La Bête humaine
La Bête humaine (paragraphe n°1590)
Chapitre IX
Rentré rue François-Mazeline, couché près de Pecqueux, qui ronflait, Jacques ne put dormir. Malgré lui, son cerveau travaillait sur cette idée de meurtre, ce canevas d'un drame qu'il arrangeait, dont il calculait les plus lointaines conséquences. Il cherchait, il discutait les raisons pour, les raisons contre. En somme, à la réflexion, froidement, sans fièvre aucune, toutes étaient pour. Roubaud n'était-il pas l'unique obstacle à son bonheur ? Lui mort, il épousait Séverine qu'il adorait, il ne se cachait plus, la possédait à jamais, tout entière. Puis, il y avait l'argent, une fortune. Il quittait son dur métier, devenait patron à son tour, dans cette Amérique, dont il entendait les camarades causer comme d'un pays où les mécaniciens remuaient l'or à la pelle.
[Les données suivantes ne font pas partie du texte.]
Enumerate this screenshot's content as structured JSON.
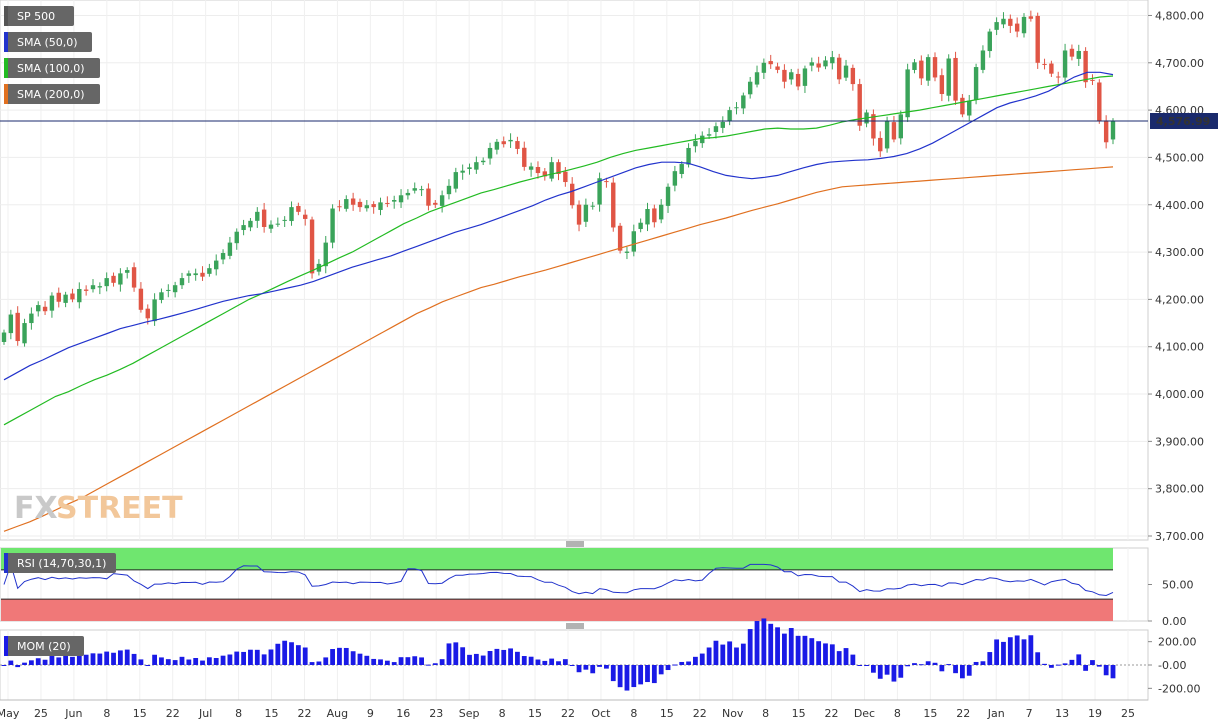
{
  "chart_data": [
    {
      "type": "candlestick",
      "title": "SP 500",
      "price_label": "4,576.99",
      "last_price": 4576.99,
      "ylim": [
        3700,
        4820
      ],
      "y_ticks": [
        3700,
        3800,
        3900,
        4000,
        4100,
        4200,
        4300,
        4400,
        4500,
        4600,
        4700,
        4800
      ],
      "y_tick_labels": [
        "3,700.00",
        "3,800.00",
        "3,900.00",
        "4,000.00",
        "4,100.00",
        "4,200.00",
        "4,300.00",
        "4,400.00",
        "4,500.00",
        "4,600.00",
        "4,700.00",
        "4,800.00"
      ],
      "x_ticks": [
        "May",
        "25",
        "Jun",
        "8",
        "15",
        "22",
        "Jul",
        "8",
        "15",
        "22",
        "Aug",
        "9",
        "16",
        "23",
        "Sep",
        "8",
        "15",
        "22",
        "Oct",
        "8",
        "15",
        "22",
        "Nov",
        "8",
        "15",
        "22",
        "Dec",
        "8",
        "15",
        "22",
        "Jan",
        "7",
        "13",
        "19",
        "25"
      ],
      "legend": [
        {
          "name": "SP 500",
          "color": "#555555"
        },
        {
          "name": "SMA (50,0)",
          "color": "#2233cc"
        },
        {
          "name": "SMA (100,0)",
          "color": "#22bb22"
        },
        {
          "name": "SMA (200,0)",
          "color": "#e07020"
        }
      ],
      "close_series": [
        4130,
        4168,
        4112,
        4150,
        4170,
        4188,
        4175,
        4208,
        4195,
        4210,
        4200,
        4222,
        4218,
        4230,
        4228,
        4245,
        4235,
        4255,
        4262,
        4225,
        4178,
        4160,
        4200,
        4215,
        4220,
        4230,
        4245,
        4255,
        4255,
        4248,
        4266,
        4282,
        4298,
        4320,
        4343,
        4357,
        4366,
        4385,
        4353,
        4358,
        4360,
        4368,
        4395,
        4385,
        4370,
        4255,
        4275,
        4320,
        4392,
        4395,
        4412,
        4400,
        4395,
        4399,
        4395,
        4405,
        4403,
        4410,
        4420,
        4425,
        4435,
        4433,
        4398,
        4400,
        4420,
        4440,
        4469,
        4472,
        4479,
        4490,
        4493,
        4520,
        4533,
        4528,
        4537,
        4518,
        4480,
        4481,
        4467,
        4460,
        4490,
        4465,
        4448,
        4399,
        4358,
        4400,
        4398,
        4456,
        4448,
        4352,
        4303,
        4301,
        4344,
        4362,
        4391,
        4363,
        4400,
        4438,
        4471,
        4486,
        4520,
        4535,
        4546,
        4549,
        4566,
        4575,
        4600,
        4606,
        4631,
        4660,
        4680,
        4700,
        4697,
        4685,
        4660,
        4680,
        4650,
        4688,
        4701,
        4690,
        4705,
        4712,
        4665,
        4694,
        4655,
        4567,
        4595,
        4540,
        4513,
        4577,
        4538,
        4591,
        4686,
        4701,
        4667,
        4712,
        4669,
        4634,
        4709,
        4620,
        4591,
        4620,
        4691,
        4726,
        4766,
        4786,
        4793,
        4778,
        4766,
        4797,
        4793,
        4700,
        4696,
        4677,
        4670,
        4726,
        4713,
        4725,
        4659,
        4662,
        4577,
        4532,
        4576.99
      ],
      "sma50": [
        4030,
        4045,
        4060,
        4072,
        4085,
        4098,
        4108,
        4118,
        4128,
        4138,
        4145,
        4152,
        4158,
        4165,
        4172,
        4180,
        4188,
        4196,
        4202,
        4208,
        4212,
        4218,
        4224,
        4230,
        4238,
        4248,
        4258,
        4268,
        4276,
        4284,
        4292,
        4302,
        4312,
        4322,
        4332,
        4342,
        4350,
        4358,
        4368,
        4378,
        4388,
        4398,
        4410,
        4420,
        4428,
        4438,
        4448,
        4458,
        4468,
        4478,
        4485,
        4490,
        4490,
        4488,
        4480,
        4470,
        4462,
        4458,
        4455,
        4458,
        4462,
        4470,
        4478,
        4485,
        4490,
        4492,
        4494,
        4495,
        4498,
        4502,
        4508,
        4518,
        4530,
        4545,
        4560,
        4575,
        4590,
        4605,
        4615,
        4622,
        4630,
        4640,
        4655,
        4670,
        4680,
        4680,
        4675
      ],
      "sma100": [
        3935,
        3950,
        3965,
        3980,
        3995,
        4005,
        4018,
        4030,
        4040,
        4052,
        4065,
        4080,
        4095,
        4110,
        4125,
        4140,
        4155,
        4170,
        4185,
        4200,
        4212,
        4225,
        4238,
        4250,
        4262,
        4275,
        4288,
        4300,
        4315,
        4330,
        4345,
        4360,
        4372,
        4385,
        4395,
        4405,
        4415,
        4425,
        4432,
        4440,
        4448,
        4455,
        4462,
        4468,
        4475,
        4482,
        4490,
        4500,
        4508,
        4515,
        4520,
        4525,
        4530,
        4535,
        4540,
        4542,
        4545,
        4550,
        4555,
        4560,
        4562,
        4560,
        4560,
        4562,
        4568,
        4575,
        4580,
        4584,
        4588,
        4592,
        4596,
        4600,
        4605,
        4610,
        4615,
        4620,
        4625,
        4630,
        4635,
        4640,
        4645,
        4650,
        4655,
        4660,
        4665,
        4670,
        4672
      ],
      "sma200": [
        3710,
        3720,
        3730,
        3742,
        3755,
        3768,
        3780,
        3795,
        3810,
        3825,
        3840,
        3855,
        3870,
        3885,
        3900,
        3915,
        3930,
        3945,
        3960,
        3975,
        3990,
        4005,
        4020,
        4035,
        4050,
        4065,
        4080,
        4095,
        4110,
        4125,
        4140,
        4155,
        4170,
        4182,
        4195,
        4205,
        4215,
        4225,
        4232,
        4240,
        4248,
        4255,
        4262,
        4270,
        4278,
        4286,
        4294,
        4302,
        4310,
        4318,
        4326,
        4334,
        4342,
        4350,
        4358,
        4365,
        4372,
        4380,
        4388,
        4395,
        4402,
        4410,
        4418,
        4426,
        4432,
        4438,
        4440,
        4442,
        4444,
        4446,
        4448,
        4450,
        4452,
        4454,
        4456,
        4458,
        4460,
        4462,
        4464,
        4466,
        4468,
        4470,
        4472,
        4474,
        4476,
        4478,
        4480
      ]
    },
    {
      "type": "line",
      "title": "RSI (14,70,30,1)",
      "ylim": [
        0,
        100
      ],
      "y_ticks": [
        0,
        50
      ],
      "y_tick_labels": [
        "0.00",
        "50.00"
      ],
      "overbought": 70,
      "oversold": 30
    },
    {
      "type": "bar",
      "title": "MOM (20)",
      "ylim": [
        -300,
        300
      ],
      "y_ticks": [
        200,
        0,
        -200
      ],
      "y_tick_labels": [
        "200.00",
        "-0.00",
        "-200.00"
      ]
    }
  ],
  "brand": {
    "text_fx": "FX",
    "text_street": "STREET"
  },
  "colors": {
    "bull": "#3aa35a",
    "bear": "#e05545",
    "sma50": "#2233cc",
    "sma100": "#22bb22",
    "sma200": "#e07020",
    "mom": "#1a1ae6",
    "rsi_line": "#2233cc",
    "rsi_top": "#6fe66f",
    "rsi_bottom": "#f07878"
  }
}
Son existence nouvelle, là-bas, se déroulait en un rêve : une femme qui l'aimait passionnément, des millions à gagner tout de suite, la vie large, l'ambition illimitée, ce qu'il voudrait. Et, pour réaliser ce rêve, rien qu'un geste à faire, rien qu'un homme à supprimer, la bête, la plante qui gêne la marche, et qu'on écrase. Il n'était pas même intéressant, cet homme, engraissé, alourdi à cette heure, enfoncé dans cet amour stupide du jeu, où sombraient ses anciennes énergies. Pourquoi l'épargner ? Aucune circonstance, absolument aucune ne plaidait en sa faveur. Tout le condamnait, puisque, en réponse à chaque question, l'intérêt des autres était qu'il mourût. Hésiter serait imbécile et lâche.